## Introduction

Ecological data are often discrete counts – the number of individuals or species in a trap, quadrat, habitat patch, on an island, in a nature reserve, on a host plant or animal, the number of offspring, the number of colonies or the number of segments on an insect antenna. Densities of individuals are often counts too: a count in an area of unit size (in the analysis of these data, the actual area of a count can be included as an offset; see below). Even though textbooks on statistical methods in ecology (e.g. Sokal & Rohlf 1995; Zar 1999; Crawley 2003; Maindonald & Braun 2007) recommend the use of the square-root transformation to normalize count data, such data are often log-transformed for subsequent analysis with parametric test procedures (e.g. Gebeyehu & Samways 2002; Magura, Tóthmérész, & Elek 2005; Cuesta *et al.* 2008). The reasons for this (log-transforming count data) are not clear but perhaps has to do with the common use of log-transformations on all kinds of data, and the fact that textbooks usually deal with the log-transformation first, before evaluating other transformation techniques.

The main purpose of a transformation is to get the sampled data in line with the assumptions of parametric statistics (such as anova, *t*-test and linear regression) or to deal with outliers (see Zuur, Ieno, & Smith 2010; Zuur, Ieno, & Elphick 2009a). These assumptions include that the residuals from a model fit are normally distributed with a homogeneous variance. In addition, regression assumes that the relationship between the covariate and the expected value of the observation is linear. Classical parametric methods deal with continuous response variables (weights, lengths, concentrations, volumes and rates) with few ‘zero’ observations. As such, a log-transformation may successfully ‘normalize’ such continuous data for use in parametric statistics.

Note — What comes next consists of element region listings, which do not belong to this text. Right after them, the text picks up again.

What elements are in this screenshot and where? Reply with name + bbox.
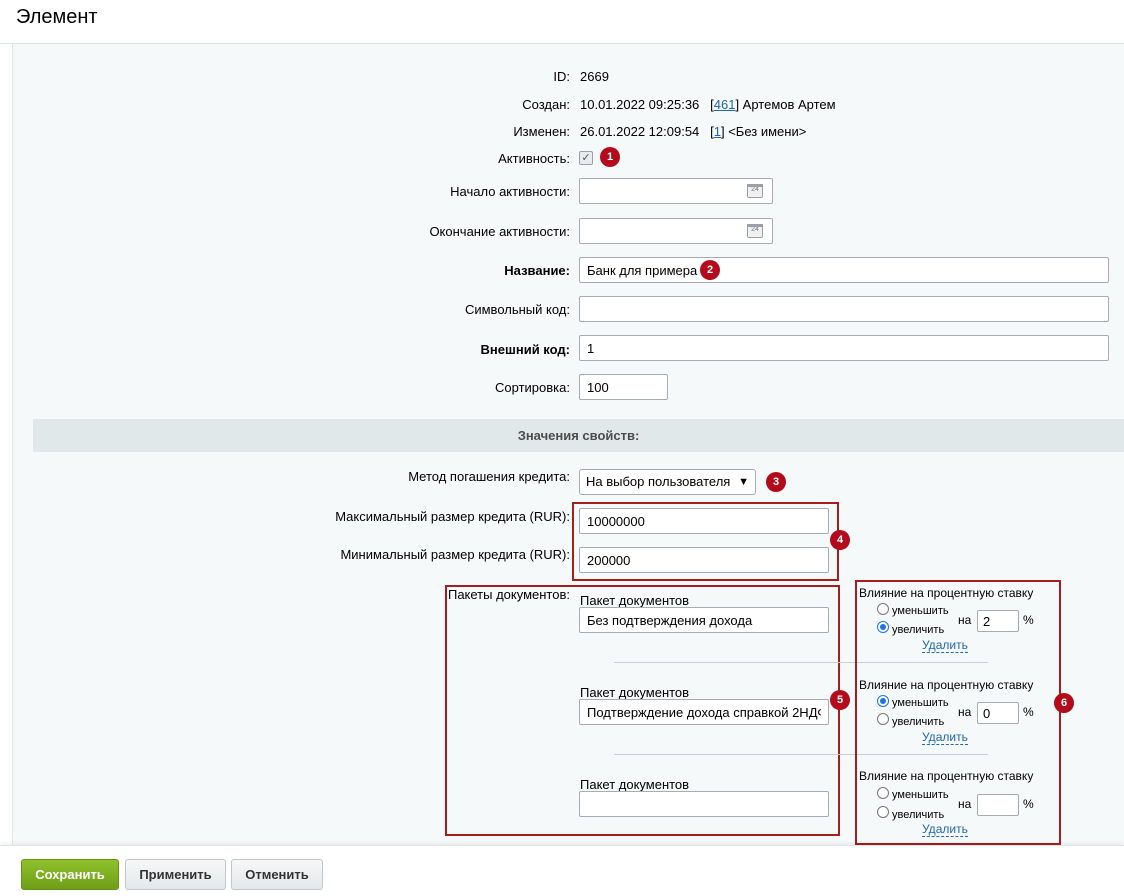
min-credit-input[interactable]: [579, 547, 829, 573]
rate-increase-radio-2[interactable]: [877, 713, 889, 725]
rate-delete-link-2[interactable]: Удалить: [922, 730, 968, 745]
name-label: Название:: [504, 263, 570, 278]
created-user: Артемов Артем: [742, 97, 836, 112]
sort-label: Сортировка:: [495, 380, 570, 395]
max-credit-label: Максимальный размер кредита (RUR):: [335, 509, 570, 524]
active-to-input[interactable]: [579, 218, 773, 244]
packages-label: Пакеты документов:: [447, 587, 570, 602]
sort-input[interactable]: [579, 374, 668, 400]
rate-title: Влияние на процентную ставку: [859, 769, 1034, 783]
xml-id-label: Внешний код:: [480, 342, 570, 357]
package-caption: Пакет документов: [580, 777, 690, 792]
rate-title: Влияние на процентную ставку: [859, 586, 1034, 600]
id-value: 2669: [580, 69, 609, 84]
active-from-input[interactable]: [579, 178, 773, 204]
save-button[interactable]: Сохранить: [21, 859, 119, 890]
cancel-button[interactable]: Отменить: [231, 859, 323, 890]
code-input[interactable]: [579, 296, 1109, 322]
rate-decrease-radio-1[interactable]: [877, 603, 889, 615]
active-from-label: Начало активности:: [450, 184, 570, 199]
modified-date: 26.01.2022 12:09:54: [580, 124, 700, 139]
package-caption: Пакет документов: [580, 593, 690, 608]
rate-by-label: на: [958, 797, 972, 811]
min-credit-label: Минимальный размер кредита (RUR):: [340, 547, 570, 562]
rate-increase-label: увеличить: [892, 716, 945, 728]
chevron-down-icon: ▼: [738, 476, 749, 488]
created-user-link[interactable]: 461: [714, 97, 736, 112]
rate-increase-radio-1[interactable]: [877, 621, 889, 633]
rate-increase-label: увеличить: [892, 624, 945, 636]
rate-value-input-2[interactable]: [977, 702, 1019, 724]
repayment-selected: На выбор пользователя: [586, 474, 731, 489]
modified-user: <Без имени>: [728, 124, 807, 139]
active-label: Активность:: [498, 151, 570, 166]
annotation-badge-5: 5: [830, 690, 850, 710]
repayment-label: Метод погашения кредита:: [408, 469, 570, 484]
max-credit-input[interactable]: [579, 508, 829, 534]
rate-decrease-radio-3[interactable]: [877, 787, 889, 799]
percent-sign: %: [1023, 705, 1034, 719]
active-checkbox[interactable]: ✓: [579, 151, 593, 165]
modified-user-link[interactable]: 1: [714, 124, 721, 139]
package-input-1[interactable]: [579, 607, 829, 633]
active-to-label: Окончание активности:: [429, 224, 570, 239]
apply-button[interactable]: Применить: [125, 859, 226, 890]
annotation-badge-6: 6: [1054, 693, 1074, 713]
code-label: Символьный код:: [464, 302, 570, 317]
name-input[interactable]: [579, 257, 1109, 283]
rate-title: Влияние на процентную ставку: [859, 678, 1034, 692]
created-date: 10.01.2022 09:25:36: [580, 97, 700, 112]
rate-decrease-label: уменьшить: [892, 697, 949, 709]
rate-value-input-3[interactable]: [977, 794, 1019, 816]
id-label: ID:: [553, 69, 570, 84]
rate-increase-radio-3[interactable]: [877, 806, 889, 818]
annotation-badge-3: 3: [766, 472, 786, 492]
rate-decrease-label: уменьшить: [892, 789, 949, 801]
rate-value-input-1[interactable]: [977, 610, 1019, 632]
annotation-badge-1: 1: [600, 147, 620, 167]
package-input-2[interactable]: [579, 699, 829, 725]
modified-label: Изменен:: [513, 124, 570, 139]
package-caption: Пакет документов: [580, 685, 690, 700]
rate-by-label: на: [958, 613, 972, 627]
repayment-select[interactable]: На выбор пользователя ▼: [579, 469, 756, 495]
check-icon: ✓: [581, 152, 591, 164]
created-info: 10.01.2022 09:25:36 [461] Артемов Артем: [580, 97, 836, 112]
rate-decrease-label: уменьшить: [892, 605, 949, 617]
properties-section-title: Значения свойств:: [517, 428, 640, 443]
package-input-3[interactable]: [579, 791, 829, 817]
page-title: Элемент: [16, 6, 98, 28]
modified-info: 26.01.2022 12:09:54 [1] <Без имени>: [580, 124, 807, 139]
rate-delete-link-3[interactable]: Удалить: [922, 822, 968, 837]
annotation-badge-2: 2: [700, 260, 720, 280]
percent-sign: %: [1023, 797, 1034, 811]
calendar-icon[interactable]: 24: [747, 184, 763, 198]
xml-id-input[interactable]: [579, 335, 1109, 361]
percent-sign: %: [1023, 613, 1034, 627]
rate-delete-link-1[interactable]: Удалить: [922, 638, 968, 653]
calendar-icon[interactable]: 24: [747, 224, 763, 238]
annotation-badge-4: 4: [830, 530, 850, 550]
created-label: Создан:: [522, 97, 570, 112]
rate-by-label: на: [958, 705, 972, 719]
rate-increase-label: увеличить: [892, 809, 945, 821]
rate-decrease-radio-2[interactable]: [877, 695, 889, 707]
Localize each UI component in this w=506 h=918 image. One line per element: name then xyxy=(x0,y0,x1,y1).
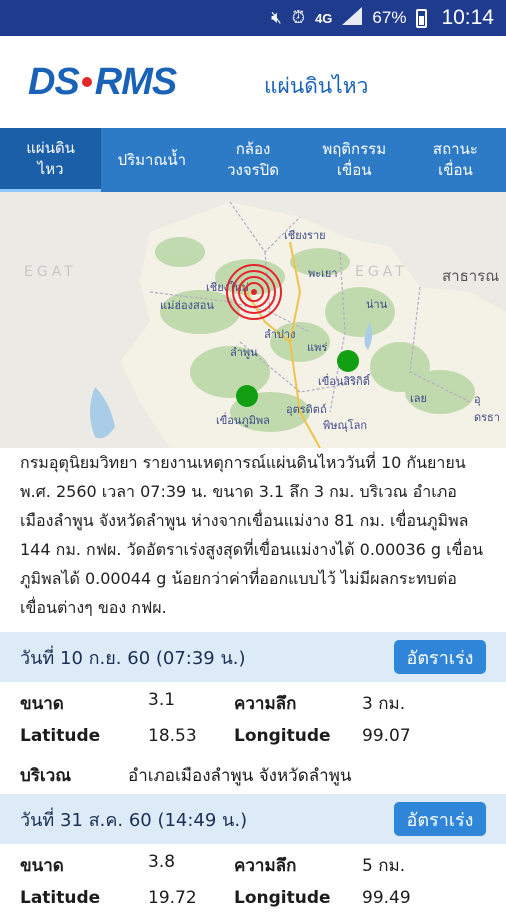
map-label-lampang: ลำปาง xyxy=(264,328,296,341)
network-4g-icon: 4G xyxy=(315,10,333,26)
depth-label: ความลึก xyxy=(234,856,297,876)
area-value: อำเภอเมืองลำพูน จังหวัดลำพูน xyxy=(128,766,352,786)
map-label-mae-hong-son: แม่ฮ่องสอน xyxy=(160,299,214,312)
map-label-chiang-rai: เชียงราย xyxy=(284,229,326,242)
magnitude-label: ขนาด xyxy=(20,856,64,876)
tab-bar: แผ่นดิน ไหว ปริมาณน้ำ กล้อง วงจรปิด พฤติ… xyxy=(0,128,506,192)
clock: 10:14 xyxy=(441,6,494,29)
tab-dam-status[interactable]: สถานะ เขื่อน xyxy=(405,128,506,192)
latitude-value: 18.53 xyxy=(148,726,197,746)
magnitude-value: 3.1 xyxy=(148,690,176,710)
map-label-bhumibol: เขื่อนภูมิพล xyxy=(216,414,270,427)
map-label-sakhon: สาธารณ xyxy=(442,267,500,285)
earthquake-description: กรมอุตุนิยมวิทยา รายงานเหตุการณ์แผ่นดินไ… xyxy=(20,453,484,617)
area-label: บริเวณ xyxy=(20,766,72,786)
dam-marker-bhumibol-icon[interactable] xyxy=(236,385,258,407)
latitude-value: 19.72 xyxy=(148,888,197,908)
map-label-udon: อุดรธา xyxy=(474,393,500,424)
map-label-phitsanulok: พิษณุโลก xyxy=(323,419,368,432)
map-label-uttaradit: อุตรดิตถ์ xyxy=(286,403,327,416)
event-row: ขนาด 3.8 ความลึก 5 กม. xyxy=(0,846,506,882)
acceleration-button[interactable]: อัตราเร่ง xyxy=(394,802,486,836)
longitude-value: 99.49 xyxy=(362,888,411,908)
map-label-phrae: แพร่ xyxy=(307,341,328,354)
acceleration-button[interactable]: อัตราเร่ง xyxy=(394,640,486,674)
event-date: วันที่ 31 ส.ค. 60 (14:49 น.) xyxy=(20,809,248,831)
status-bar: 🔇︎ ⏰︎ 4G 67% 10:14 xyxy=(0,0,506,36)
longitude-value: 99.07 xyxy=(362,726,411,746)
magnitude-value: 3.8 xyxy=(148,852,176,872)
battery-icon xyxy=(416,8,428,28)
earthquake-map[interactable]: EGAT EGAT เชียงราย พะเยา เชียงใหม่ แม่ฮ่… xyxy=(0,192,506,448)
logo-dot-icon xyxy=(81,76,92,87)
depth-label: ความลึก xyxy=(234,694,297,714)
longitude-label: Longitude xyxy=(234,888,331,908)
event-header: วันที่ 31 ส.ค. 60 (14:49 น.) อัตราเร่ง xyxy=(0,794,506,844)
event-date: วันที่ 10 ก.ย. 60 (07:39 น.) xyxy=(20,647,246,669)
dam-marker-sirikit-icon[interactable] xyxy=(337,350,359,372)
epicenter-marker-icon[interactable] xyxy=(224,262,284,322)
alarm-icon: ⏰︎ xyxy=(291,8,306,27)
map-watermark-right: EGAT xyxy=(355,264,408,280)
longitude-label: Longitude xyxy=(234,726,331,746)
event-header: วันที่ 10 ก.ย. 60 (07:39 น.) อัตราเร่ง xyxy=(0,632,506,682)
depth-value: 5 กม. xyxy=(362,856,406,876)
event-row: Latitude 18.53 Longitude 99.07 xyxy=(0,720,506,756)
map-label-sirikit: เขื่อนสิริกิติ์ xyxy=(318,375,370,388)
map-label-lamphun: ลำพูน xyxy=(230,346,258,359)
tab-water-volume[interactable]: ปริมาณน้ำ xyxy=(101,128,202,192)
magnitude-label: ขนาด xyxy=(20,694,64,714)
event-row: บริเวณ อำเภอเมืองลำพูน จังหวัดลำพูน xyxy=(0,756,506,792)
map-label-phayao: พะเยา xyxy=(308,267,338,280)
signal-icon xyxy=(342,6,363,30)
latitude-label: Latitude xyxy=(20,726,101,746)
mute-icon: 🔇︎ xyxy=(271,8,282,27)
map-label-loei: เลย xyxy=(410,392,427,405)
tab-cctv[interactable]: กล้อง วงจรปิด xyxy=(202,128,303,192)
depth-value: 3 กม. xyxy=(362,694,406,714)
app-header: DS RMS แผ่นดินไหว xyxy=(0,36,506,128)
battery-percent: 67% xyxy=(372,8,407,27)
map-watermark-left: EGAT xyxy=(24,264,77,280)
page-title: แผ่นดินไหว xyxy=(264,74,369,98)
tab-earthquake[interactable]: แผ่นดิน ไหว xyxy=(0,128,102,192)
map-label-nan: น่าน xyxy=(366,298,388,311)
event-row: ขนาด 3.1 ความลึก 3 กม. xyxy=(0,684,506,720)
tab-dam-behavior[interactable]: พฤติกรรม เขื่อน xyxy=(304,128,405,192)
latitude-label: Latitude xyxy=(20,888,101,908)
event-row: Latitude 19.72 Longitude 99.49 xyxy=(0,882,506,918)
app-logo: DS RMS xyxy=(28,60,177,103)
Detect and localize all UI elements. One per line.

Discrete response variables, such as count data, on the other hand, often contain many ‘zero’ observations (see Sileshi, Hailu, & Nyadzi 2009) and are unlikely to have a normally distributed error structure. The question arises: can, or should, count data that include zeroes be transformed to approximate normality to be subject to parametric statistics? Maindonald & Braun (2007) argued that generalized linear models (GLMs) have largely removed the need for transforming count data, yet the practice is still widespread in the ecological literature (see above).

Classically, response variables are transformed to improve two aspects of the fit: linearity of the response and homogeneity of the variance (homoscedasticity). This can be done in an exploratory manner (e.g. Box & Cox 1964), but transformations often have sensible interpretations, e.g. the log-transformation implies that the mechanisms are multiplicative on the scale of the raw data. Clearly, there is no reason to expect that a single transformation will behave optimally for both linearity and homoscedasticity; so, some compromise is often needed.

More recently, GLMs have been developed (McCullagh & Nelder 1989). These allow the analyst to specify the distribution that the data are assumed to have come from, which implicitly defines the relationship between the mean and variance. They can be chosen based on an understanding of the underlying process that is assumed to have generated the data, e.g. a constant rate of capture of individual members of a large population implies a Poisson distribution. If the capture rate varies randomly the data look clumped, with more zeroes but also more sites with large counts. In generalized linear modelling terminology this is ‘overdispersion’, which can be handled in several ways, the most popular of which is by specifying the response as coming from a quasi-Poisson or negative binomial distribution.

Here, we are interested in comparing how well the two approaches work when analysing count data. An additional wrinkle with the traditional approach of log-transforming is that log(0) = −∞; so, a value (usually 1) is added to the count before transformation. We are not aware of any justification for adding 1, rather than any other value, and this may bias the fit of the model. Zeroes do not present any problems in GLMs, as there it is the expected value that is log-transformed.

Zeroes can also be handled by using zero inflated models (e.g. Sileshi *et al.* 2009; Zuur *et al.* 2009, chapter 11, Zuur, Ieno, & Elphick 2010). When modelling counts, both zero inflated models and overdispersed models can account for a large number of zero counts, and there may be little advantage in fitting the zero inflated model.

To address this problem of data transformation, we simulated data from a negative binomial distribution (as count data in ecology are often clumped, producing an expected variance that is greater than the mean, see McCullagh & Nelder 1989; White & Bennetts 1996; Dalthorp 2004), which we then subjected to various transformations [square root and log(*y* + *n*)]. The transformed data were analysed using parametric methods and compared with an analysis of untransformed data in which the response variable was defined as following either a Poisson distribution with overdispersion (i.e. a quasi-Poisson distribution) or a negative binomial error distribution.